Here is my exact instrumentation.ts file:

export async function register() {
  console.log('Configuring instrumentation');

  if (process.env.NEXT_RUNTIME === 'nodejs') {
    const prom = await import('prom-client');

    console.log('Configuring default prom metrics');
    prom.collectDefaultMetrics({
       prefix: 'my_app',
     });
    console.log('Creating custom prom metrics');

    new prom.Counter({
      name: 'my_app_http_request_count',
      help: 'Count of HTTP requests made to the app',
      labelNames: ['method'],
    });
    await prom.register.metrics(); // is this needed?
    console.log(prom.register.getMetricsAsArray()); // returns correct data
    console.log(prom.register.getSingleMetric('my_app_http_request_count')); // returnes correct data
  }
}
harry-gocity commented 2 months ago

Do you call await prom.register.metrics(); at the end of this register function?
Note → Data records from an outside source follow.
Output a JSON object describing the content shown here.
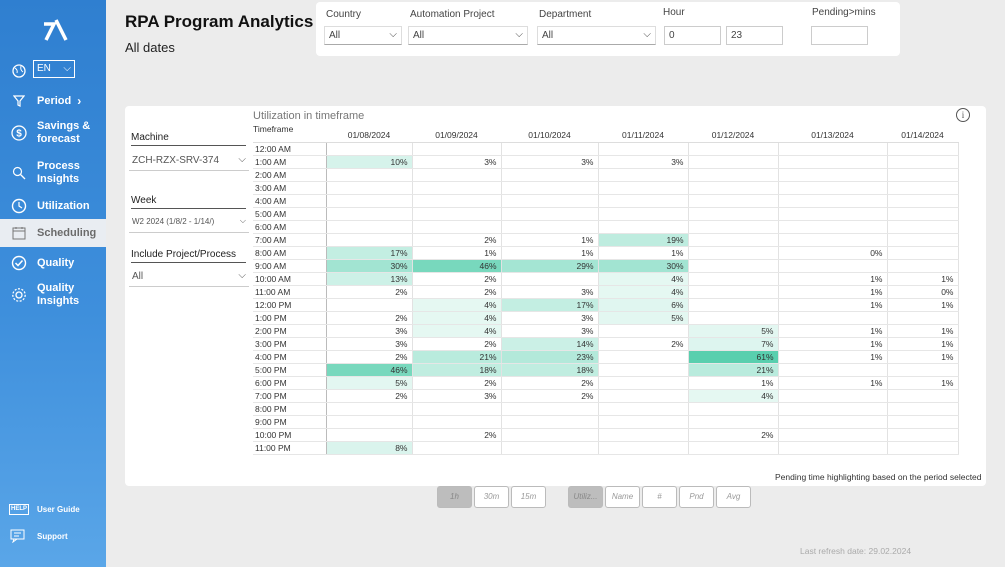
{
  "sidebar": {
    "language": "EN",
    "items": [
      {
        "label": "Period",
        "icon": "filter-icon"
      },
      {
        "label": "Savings & forecast",
        "icon": "dollar-icon"
      },
      {
        "label": "Process Insights",
        "icon": "search-icon"
      },
      {
        "label": "Utilization",
        "icon": "clock-icon"
      },
      {
        "label": "Scheduling",
        "icon": "calendar-icon"
      },
      {
        "label": "Quality",
        "icon": "check-icon"
      },
      {
        "label": "Quality Insights",
        "icon": "gear-icon"
      }
    ],
    "active_item": "Scheduling",
    "footer": [
      {
        "label": "User Guide",
        "icon": "help-icon",
        "icon_text": "HELP"
      },
      {
        "label": "Support",
        "icon": "chat-icon"
      }
    ]
  },
  "header": {
    "title": "RPA Program Analytics",
    "subtitle": "All dates"
  },
  "filters": {
    "country": {
      "label": "Country",
      "value": "All"
    },
    "project": {
      "label": "Automation Project",
      "value": "All"
    },
    "department": {
      "label": "Department",
      "value": "All"
    },
    "hour": {
      "label": "Hour",
      "from": "0",
      "to": "23"
    },
    "pending": {
      "label": "Pending>mins",
      "value": ""
    }
  },
  "slicers": {
    "machine": {
      "label": "Machine",
      "value": "ZCH-RZX-SRV-374"
    },
    "week": {
      "label": "Week",
      "value": "W2 2024 (1/8/2 - 1/14/)"
    },
    "include": {
      "label": "Include Project/Process",
      "value": "All"
    }
  },
  "grid": {
    "title": "Utilization in timeframe",
    "corner": "Timeframe",
    "dates": [
      "01/08/2024",
      "01/09/2024",
      "01/10/2024",
      "01/11/2024",
      "01/12/2024",
      "01/13/2024",
      "01/14/2024"
    ],
    "rows": [
      {
        "time": "12:00 AM",
        "cells": [
          "",
          "",
          "",
          "",
          "",
          "",
          ""
        ]
      },
      {
        "time": "1:00 AM",
        "cells": [
          "10%",
          "3%",
          "3%",
          "3%",
          "",
          "",
          ""
        ]
      },
      {
        "time": "2:00 AM",
        "cells": [
          "",
          "",
          "",
          "",
          "",
          "",
          ""
        ]
      },
      {
        "time": "3:00 AM",
        "cells": [
          "",
          "",
          "",
          "",
          "",
          "",
          ""
        ]
      },
      {
        "time": "4:00 AM",
        "cells": [
          "",
          "",
          "",
          "",
          "",
          "",
          ""
        ]
      },
      {
        "time": "5:00 AM",
        "cells": [
          "",
          "",
          "",
          "",
          "",
          "",
          ""
        ]
      },
      {
        "time": "6:00 AM",
        "cells": [
          "",
          "",
          "",
          "",
          "",
          "",
          ""
        ]
      },
      {
        "time": "7:00 AM",
        "cells": [
          "",
          "2%",
          "1%",
          "19%",
          "",
          "",
          ""
        ]
      },
      {
        "time": "8:00 AM",
        "cells": [
          "17%",
          "1%",
          "1%",
          "1%",
          "",
          "0%",
          ""
        ]
      },
      {
        "time": "9:00 AM",
        "cells": [
          "30%",
          "46%",
          "29%",
          "30%",
          "",
          "",
          ""
        ]
      },
      {
        "time": "10:00 AM",
        "cells": [
          "13%",
          "2%",
          "",
          "4%",
          "",
          "1%",
          "1%"
        ]
      },
      {
        "time": "11:00 AM",
        "cells": [
          "2%",
          "2%",
          "3%",
          "4%",
          "",
          "1%",
          "0%"
        ]
      },
      {
        "time": "12:00 PM",
        "cells": [
          "",
          "4%",
          "17%",
          "6%",
          "",
          "1%",
          "1%"
        ]
      },
      {
        "time": "1:00 PM",
        "cells": [
          "2%",
          "4%",
          "3%",
          "5%",
          "",
          "",
          ""
        ]
      },
      {
        "time": "2:00 PM",
        "cells": [
          "3%",
          "4%",
          "3%",
          "",
          "5%",
          "1%",
          "1%"
        ]
      },
      {
        "time": "3:00 PM",
        "cells": [
          "3%",
          "2%",
          "14%",
          "2%",
          "7%",
          "1%",
          "1%"
        ]
      },
      {
        "time": "4:00 PM",
        "cells": [
          "2%",
          "21%",
          "23%",
          "",
          "61%",
          "1%",
          "1%"
        ]
      },
      {
        "time": "5:00 PM",
        "cells": [
          "46%",
          "18%",
          "18%",
          "",
          "21%",
          "",
          ""
        ]
      },
      {
        "time": "6:00 PM",
        "cells": [
          "5%",
          "2%",
          "2%",
          "",
          "1%",
          "1%",
          "1%"
        ]
      },
      {
        "time": "7:00 PM",
        "cells": [
          "2%",
          "3%",
          "2%",
          "",
          "4%",
          "",
          ""
        ]
      },
      {
        "time": "8:00 PM",
        "cells": [
          "",
          "",
          "",
          "",
          "",
          "",
          ""
        ]
      },
      {
        "time": "9:00 PM",
        "cells": [
          "",
          "",
          "",
          "",
          "",
          "",
          ""
        ]
      },
      {
        "time": "10:00 PM",
        "cells": [
          "",
          "2%",
          "",
          "",
          "2%",
          "",
          ""
        ]
      },
      {
        "time": "11:00 PM",
        "cells": [
          "8%",
          "",
          "",
          "",
          "",
          "",
          ""
        ]
      }
    ],
    "highlight_color": "#3cc7a0",
    "note": "Pending time highlighting based on the period selected"
  },
  "toggles_left": [
    {
      "label": "1h",
      "active": true
    },
    {
      "label": "30m",
      "active": false
    },
    {
      "label": "15m",
      "active": false
    }
  ],
  "toggles_right": [
    {
      "label": "Utiliz...",
      "active": true
    },
    {
      "label": "Name",
      "active": false
    },
    {
      "label": "#",
      "active": false
    },
    {
      "label": "Pnd",
      "active": false
    },
    {
      "label": "Avg",
      "active": false
    }
  ],
  "footer": {
    "refresh": "Last refresh date: 29.02.2024"
  }
}
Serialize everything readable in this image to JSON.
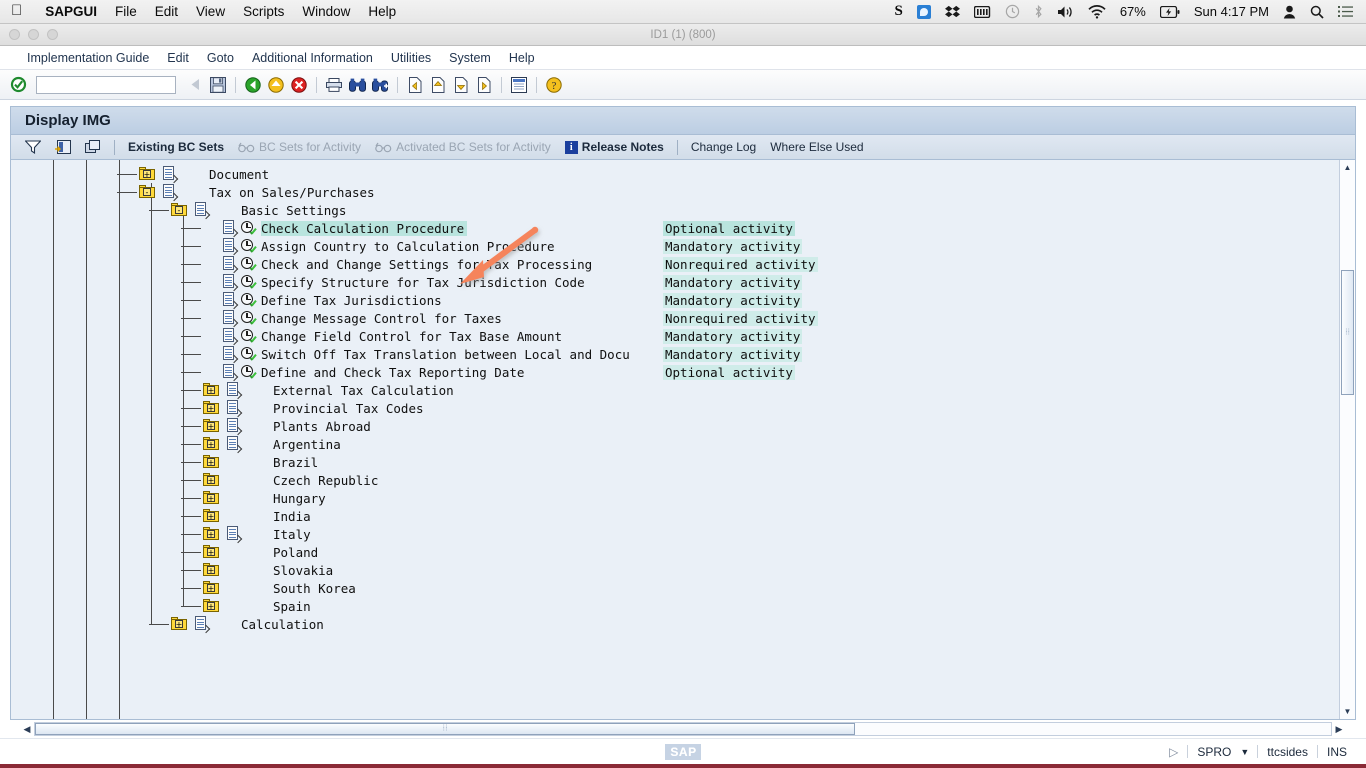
{
  "mac_menu": {
    "apple_icon": "apple-icon",
    "items": [
      {
        "label": "SAPGUI",
        "bold": true
      },
      {
        "label": "File",
        "bold": false
      },
      {
        "label": "Edit",
        "bold": false
      },
      {
        "label": "View",
        "bold": false
      },
      {
        "label": "Scripts",
        "bold": false
      },
      {
        "label": "Window",
        "bold": false
      },
      {
        "label": "Help",
        "bold": false
      }
    ],
    "status": {
      "icons": [
        "s-app-icon",
        "blue-app-icon",
        "dropbox-icon",
        "battery-meter-icon",
        "time-machine-icon",
        "bluetooth-icon",
        "volume-icon",
        "wifi-icon"
      ],
      "battery_percent": "67%",
      "battery_charging_icon": "battery-charging-icon",
      "clock": "Sun 4:17 PM",
      "user_icon": "user-icon",
      "search_icon": "spotlight-search-icon",
      "notification_icon": "notification-center-icon"
    }
  },
  "window": {
    "title": "ID1 (1) (800)",
    "traffic_lights": [
      "close",
      "minimize",
      "zoom"
    ]
  },
  "sap_menu": {
    "items": [
      "Implementation Guide",
      "Edit",
      "Goto",
      "Additional Information",
      "Utilities",
      "System",
      "Help"
    ]
  },
  "toolbar": {
    "enter_icon": "green-check-enter-icon",
    "command_value": "",
    "command_placeholder": "",
    "buttons": [
      "back-dropdown-icon",
      "save-icon",
      "back-green-icon",
      "exit-yellow-icon",
      "cancel-red-icon",
      "print-icon",
      "find-icon",
      "find-next-icon",
      "first-page-icon",
      "previous-page-icon",
      "next-page-icon",
      "last-page-icon",
      "create-session-icon",
      "help-icon"
    ]
  },
  "screen": {
    "title": "Display IMG",
    "actions": [
      {
        "label": "Existing BC Sets",
        "disabled": false,
        "icon": "bc-set-icon"
      },
      {
        "label": "BC Sets for Activity",
        "disabled": true,
        "icon": "glasses-icon"
      },
      {
        "label": "Activated BC Sets for Activity",
        "disabled": true,
        "icon": "glasses-icon"
      },
      {
        "label": "Release Notes",
        "disabled": false,
        "icon": "info-blue-icon"
      },
      {
        "label": "Change Log",
        "disabled": false,
        "icon": ""
      },
      {
        "label": "Where Else Used",
        "disabled": false,
        "icon": ""
      }
    ],
    "action_icons": [
      "filter-icon",
      "select-detail-icon",
      "layout-icon"
    ]
  },
  "tree": {
    "rows": [
      {
        "label": "Document",
        "status": "",
        "indent": 0,
        "icon": "folder-collapsed",
        "expander": "+",
        "doc": true,
        "selected": false
      },
      {
        "label": "Tax on Sales/Purchases",
        "status": "",
        "indent": 0,
        "icon": "folder-expanded",
        "expander": "-",
        "doc": true,
        "selected": false
      },
      {
        "label": "Basic Settings",
        "status": "",
        "indent": 1,
        "icon": "folder-expanded",
        "expander": "-",
        "doc": true,
        "selected": false
      },
      {
        "label": "Check Calculation Procedure",
        "status": "Optional activity",
        "indent": 2,
        "icon": "activity",
        "expander": "",
        "doc": true,
        "selected": true
      },
      {
        "label": "Assign Country to Calculation Procedure",
        "status": "Mandatory activity",
        "indent": 2,
        "icon": "activity",
        "expander": "",
        "doc": true,
        "selected": false
      },
      {
        "label": "Check and Change Settings for Tax Processing",
        "status": "Nonrequired activity",
        "indent": 2,
        "icon": "activity",
        "expander": "",
        "doc": true,
        "selected": false
      },
      {
        "label": "Specify Structure for Tax Jurisdiction Code",
        "status": "Mandatory activity",
        "indent": 2,
        "icon": "activity",
        "expander": "",
        "doc": true,
        "selected": false
      },
      {
        "label": "Define Tax Jurisdictions",
        "status": "Mandatory activity",
        "indent": 2,
        "icon": "activity",
        "expander": "",
        "doc": true,
        "selected": false
      },
      {
        "label": "Change Message Control for Taxes",
        "status": "Nonrequired activity",
        "indent": 2,
        "icon": "activity",
        "expander": "",
        "doc": true,
        "selected": false
      },
      {
        "label": "Change Field Control for Tax Base Amount",
        "status": "Mandatory activity",
        "indent": 2,
        "icon": "activity",
        "expander": "",
        "doc": true,
        "selected": false
      },
      {
        "label": "Switch Off Tax Translation between Local and Docu",
        "status": "Mandatory activity",
        "indent": 2,
        "icon": "activity",
        "expander": "",
        "doc": true,
        "selected": false
      },
      {
        "label": "Define and Check Tax Reporting Date",
        "status": "Optional activity",
        "indent": 2,
        "icon": "activity",
        "expander": "",
        "doc": true,
        "selected": false
      },
      {
        "label": "External Tax Calculation",
        "status": "",
        "indent": 2,
        "icon": "folder-collapsed",
        "expander": "+",
        "doc": true,
        "selected": false
      },
      {
        "label": "Provincial Tax Codes",
        "status": "",
        "indent": 2,
        "icon": "folder-collapsed",
        "expander": "+",
        "doc": true,
        "selected": false
      },
      {
        "label": "Plants Abroad",
        "status": "",
        "indent": 2,
        "icon": "folder-collapsed",
        "expander": "+",
        "doc": true,
        "selected": false
      },
      {
        "label": "Argentina",
        "status": "",
        "indent": 2,
        "icon": "folder-collapsed",
        "expander": "+",
        "doc": true,
        "selected": false
      },
      {
        "label": "Brazil",
        "status": "",
        "indent": 2,
        "icon": "folder-collapsed",
        "expander": "+",
        "doc": false,
        "selected": false
      },
      {
        "label": "Czech Republic",
        "status": "",
        "indent": 2,
        "icon": "folder-collapsed",
        "expander": "+",
        "doc": false,
        "selected": false
      },
      {
        "label": "Hungary",
        "status": "",
        "indent": 2,
        "icon": "folder-collapsed",
        "expander": "+",
        "doc": false,
        "selected": false
      },
      {
        "label": "India",
        "status": "",
        "indent": 2,
        "icon": "folder-collapsed",
        "expander": "+",
        "doc": false,
        "selected": false
      },
      {
        "label": "Italy",
        "status": "",
        "indent": 2,
        "icon": "folder-collapsed",
        "expander": "+",
        "doc": true,
        "selected": false
      },
      {
        "label": "Poland",
        "status": "",
        "indent": 2,
        "icon": "folder-collapsed",
        "expander": "+",
        "doc": false,
        "selected": false
      },
      {
        "label": "Slovakia",
        "status": "",
        "indent": 2,
        "icon": "folder-collapsed",
        "expander": "+",
        "doc": false,
        "selected": false
      },
      {
        "label": "South Korea",
        "status": "",
        "indent": 2,
        "icon": "folder-collapsed",
        "expander": "+",
        "doc": false,
        "selected": false
      },
      {
        "label": "Spain",
        "status": "",
        "indent": 2,
        "icon": "folder-collapsed",
        "expander": "+",
        "doc": false,
        "selected": false
      },
      {
        "label": "Calculation",
        "status": "",
        "indent": 1,
        "icon": "folder-collapsed",
        "expander": "+",
        "doc": true,
        "selected": false
      }
    ]
  },
  "status_bar": {
    "logo": "SAP",
    "execute_icon": "execute-triangle-icon",
    "transaction": "SPRO",
    "dropdown_icon": "chevron-down-icon",
    "system": "ttcsides",
    "insert_mode": "INS"
  },
  "annotation": {
    "arrow_color": "#F5845C",
    "points_to": "Check Calculation Procedure"
  }
}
Do you have an API route where you expose all of the metrics to be scraped from?

We don't call prom.register.metrics() in instrumentation - that's the function call to make to get the actual metrics string. You should call it in an api route like this:

import { NextApiRequest, NextApiResponse } from 'next';
import { register } from 'prom-client';

const prometheus = async (_req: NextApiRequest, res: NextApiResponse) => {
    res.setHeader('Content-type', register.contentType);
    res.send(await register.metrics());
};

export default prometheus;
IainMcHugh commented 2 months ago

After a lot of debugging I finally found what was missing. For anyone who has a similar issue, in my next.config.js I needed both the instrumentationHook and:

  ...
  experimental: {
    instrumentationHook: true,
    serverComponentsExternalPackages: ['prom-client'],
  },
  ...

and then calling await register.metrics() works within an API handler.

Also in relation to the original issue, while you can't increment a counter directly within the middleware.ts file, you can call to an exposed API from the middleware (example /pages/api/metrics/counter.ts) and increment this way.

justenau commented 3 weeks ago

I'm having issues making this work on production build. I setup instrumentation as per this example https://github.com/siimon/prom-client/issues/584#issuecomment-2202375969 , in the api route called register.metrics() and added experimental next config. If I run locally (yarn dev) everything works as expected and I'm able to increase counter from another api route or to get all the metrics from the metrics endpoint. But as soon as I run the build, this stops working. In the logs I do see that instrumentation code runs and inside the instrumentation I'm able to get counter value or any other metric but once I call metrics route, I receive empty response. What could be causing this to behave differently in production build? Note: Using NextJS app router.

harry-gocity commented 3 weeks ago

FWIW I've somewhat started to give up with this lib - we're now using @vercel/otel and @opentelemetry packages instead, and scraping metrics with a prometheus exporter instead. The integration with Next.js is much cleaner, we have better tracing on GSSP (segmented by component load, fetch calls, and render) and we don't have to jump through bundling hoops to get a build passing. The only thing we still use this library for is the default metrics, the custom ones are all being migrated.

justenau commented 3 weeks ago

Just FYI I was able to resolve my issue, left more in-depth explanation here: https://github.com/siimon/prom-client/issues/640#issuecomment-2316946778

santosguilherme commented 2 weeks ago

@harry-gocity can you share some examples using @vercel/otel and @opentelemetry?